Vegetables are a varied food group that includes garden produce and fruit and is enjoyed by most people. But they also present a hazard to consumers’ health. Vegetables may be subject to different types of contamination, not only due to a wide range of chemical products, but also to parasites, virus and disease-causing bacteria.
If we concentrate on the hazards posed by microbes, you should keep in mind that many vegetables grow in the ground, that they may be fertilized with organic matter and that they are frequently eaten raw. This is why controlling the sources of contamination is very important, although practically impossible. Also, contamination does not imply that the product has been altered. For alteration to happen certain conditions must be met, and vegetables are provided with protection systems, such as their external cover, which limit the penetration of bacteria. The problem is that it is difficult to detect changes in contaminated vegetables and so it is difficult to evaluate the hazard they pose. On the other hand, since contamination happens mainly on the surface of the vegetables, it is possible to eliminate it if you use a proper disinfection method.
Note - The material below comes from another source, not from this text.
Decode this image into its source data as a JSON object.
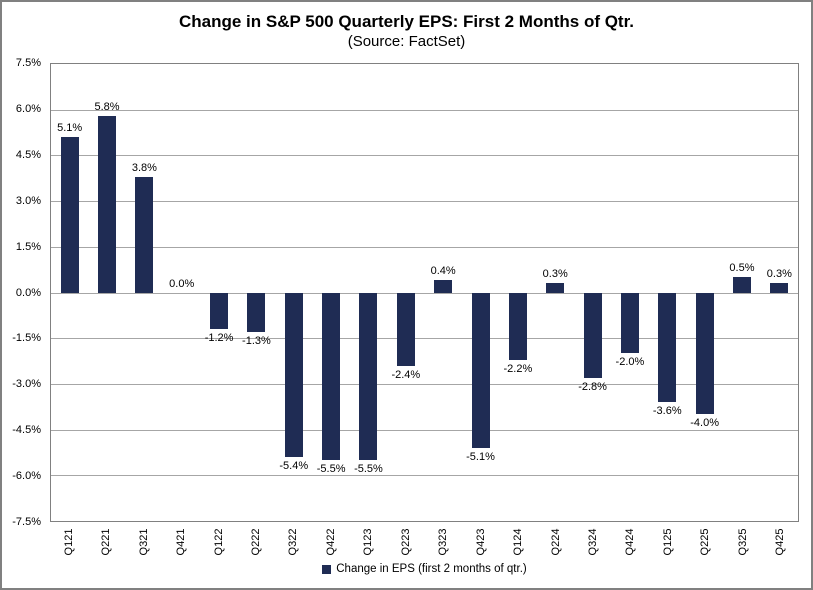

Different substances are used to obtain a significant reduction of these hazards. The most recommended one, due to its efficacy and low cost, is sodium hypochlorite or bleach. This disinfectant is very effective, especially in eliminating bacteria. Nonetheless, contact time is very important, especially when high contamination produced by organic matter exists.
A guideline to be used when disinfecting raw vegetables is this: first, wash the vegetable and get rid of the dirt by rinsing it under an abundant jet of water. Then, add chlorine which, according to its label, is suitable for disinfecting drinking water or food to a container full of water. Checking the label is important, because not every kind of bleach may be used for this purpose.
The dose depends on how concentrated the bleach is. This is why you must follow the instructions given by the manufacturer. Put the vegetables in the diluted bleach. Make sure there are not too many vegetables for the amount of liquid that you have prepared. Soak the vegetables in the liquid for 15 minutes, although if possible half an hour is the ideal contact time. After soaking, rinse in plenty of water.
Finally, you should keep in mind that this mixture should not be reused, since it loses its disinfectant properties after one use and it should be discarded.